The Prairie Farm
The first EcoSun Prairie Farm, located near Brookings, South Dakota, is intended as a working model of agricultural and ecological sustainability. The 640-acre corn and soybean farm has been leased for five years, beginning in 2008. The centerpiece of the Farm will be the restored tall grass prairie on crop land and rehabilitated remnant swards of CRP and pasture. Also important will be the restoration of the hydrology and wetland grasses in 35 temporary and seasonal wetland basins drained by previous operators. These restored grasslands and wet meadows will form the economic base of the Farm.
The clientele served by this project will be diverse, including current farmers wanting to escape the high costs of tillage machinery, heavy pesticide use, and confining farm price support programs typical of contemporary row-crop agriculture; a growing class of non-traditional farmers, often from a city background, but who desire to live in rural areas, to farm in an ecologically-healthy way, and to produce unsubsidized products such as grass-fed meat which are more and more in demand by the public; and absentee landowners who bought land for outdoor recreation but desire income to make their land payments and pay property taxes. The Prairie Farm will be a model for these and other groups of producers and consumers of an alternative way of making a living from prairie land.
Many questions will be answered through research and monitoring on the Farm, including but not limited to, the rates of carbon sequestration in restored grasslands and wetlands; amount of improvement in surface and ground water quality; production potential of restored grassland for biofuel feedstock; how to balance wildlife and economic benefits; and economical ways to establish and manage restored tall grass prairie.

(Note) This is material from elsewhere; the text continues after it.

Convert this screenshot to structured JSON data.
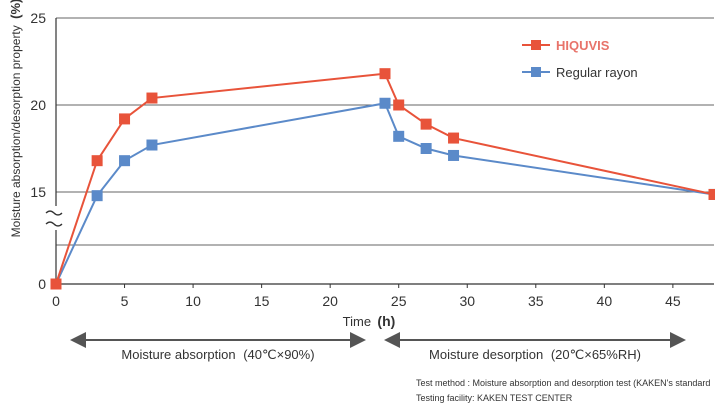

We expect this project to go a long way towards the goal of designing highly productive, efficient, and ecologically-healthy farms that capture and make available for human use far more energy than they use. Through this project, EcoSun Prairie Farms will gain the knowledge and experience to develop a set of principles and methods to guide the establishment and management of the first generation of grass-based energy farms in the northern Great Plains and Midwest.
Spring-Summer-Fall 2010
2010 was the busiest and most productive year yet on the Prairie Farm. Here are the highlights:
120 more acres of cropland were planted to native grassland.
35 acres of CRP were renovated.
Our first crop of big bluestem hay was baled and sold.
Our first crop of switchgrass seed was combine harvested and sold.
Seeds of two wetland plant species produced on the Prairie Farm were released for sale to the public through Millborn Seed Co.
Seed from a virgin prairie with 220 species of plants was combine harvested in the fall and snow seeded on a 50 acre retired soybean field at the Prairie Farm.
A new exterior fence around the Prairie Farm was started to prepare for the arrival of 75 yearling heifers in 2011 from the Mortenson Ranch in western SD.
100 people attended the first summer tour of the Prairie Farm open to the public on August 15.
Filming of a documentary video on the Prairie Farm was completed.
Listen to Chorus frogs and other wildlife on the Prairie Farm
Spring-Summer 2009
Wetlands
Seeds of four species of sedges and whitetop (Scolochloa) were mass collected from natural, private wetlands in eastern South Dakota in summer 2009 to establish populations in restored wetlands at the Prairie Farm and to sell on the open market. Greenhouse grown plugs of another wetland grass, prairie cordgrass, planted in several Prairie Farm wetlands in 2008 spread out rapidly in 2009. They flowered profusely reaching heights of approximately 10 feet. The cordgrass in these wetlands has developed into prime wildlife habitat with excellent potential as a feedstock crop for biofuel. Cordgrass seed was collected from these wetlands in fall 2009 and used to produce more plugs for transplanting in wetlands in 2010. Cup plant (Silphium) also was plugged in shallow wetland basins to examine its potential as a companion plant with cordgrass as a biofuel feedstock.
Grasslands
Switchgrass and bluestem plantings drilled in 2008 developed into tall, dense stands of vegetation in 2009. Another retired soybean field of 35 acres was planted in 2009 to a warm-season grass and forb mix dominated by big bluestem. As of 2009, approximately 140 of the original 400 acres of cropland had been converted to grassland. The remaining cropland acres will be converted over in 2010 and 2011.
CRP
In 2009, warm season grasses were drilled into a CRP field undergoing renovation. The field (see map on homepage) was treated with herbicide, burned, and disked in 2008. The result was a high quality grassland dominated by Sunnyview big bluestem with high potential as productive, warm-season pasture or biomass feedstock.
Tours
In 2009, tours were conducted for individuals and groups that have provided funding, in-kind contributions, or other forms of support for the Prairie Farm. These include: Millborn Seeds, Inc., Brookings; Sun Grant Research Center (SDSU); Nathan Peterson (Hildebrand Strategies, Sioux Falls); legislative offices of U. S. Representative Stephanie Herseth-Sandlin and U. S. Senator Tim Johnson, and a public tour jointly sponsored by the University of Minnesota Rural Advantage (MN), and SDSU. Tours for the general public are planned for summer 2010.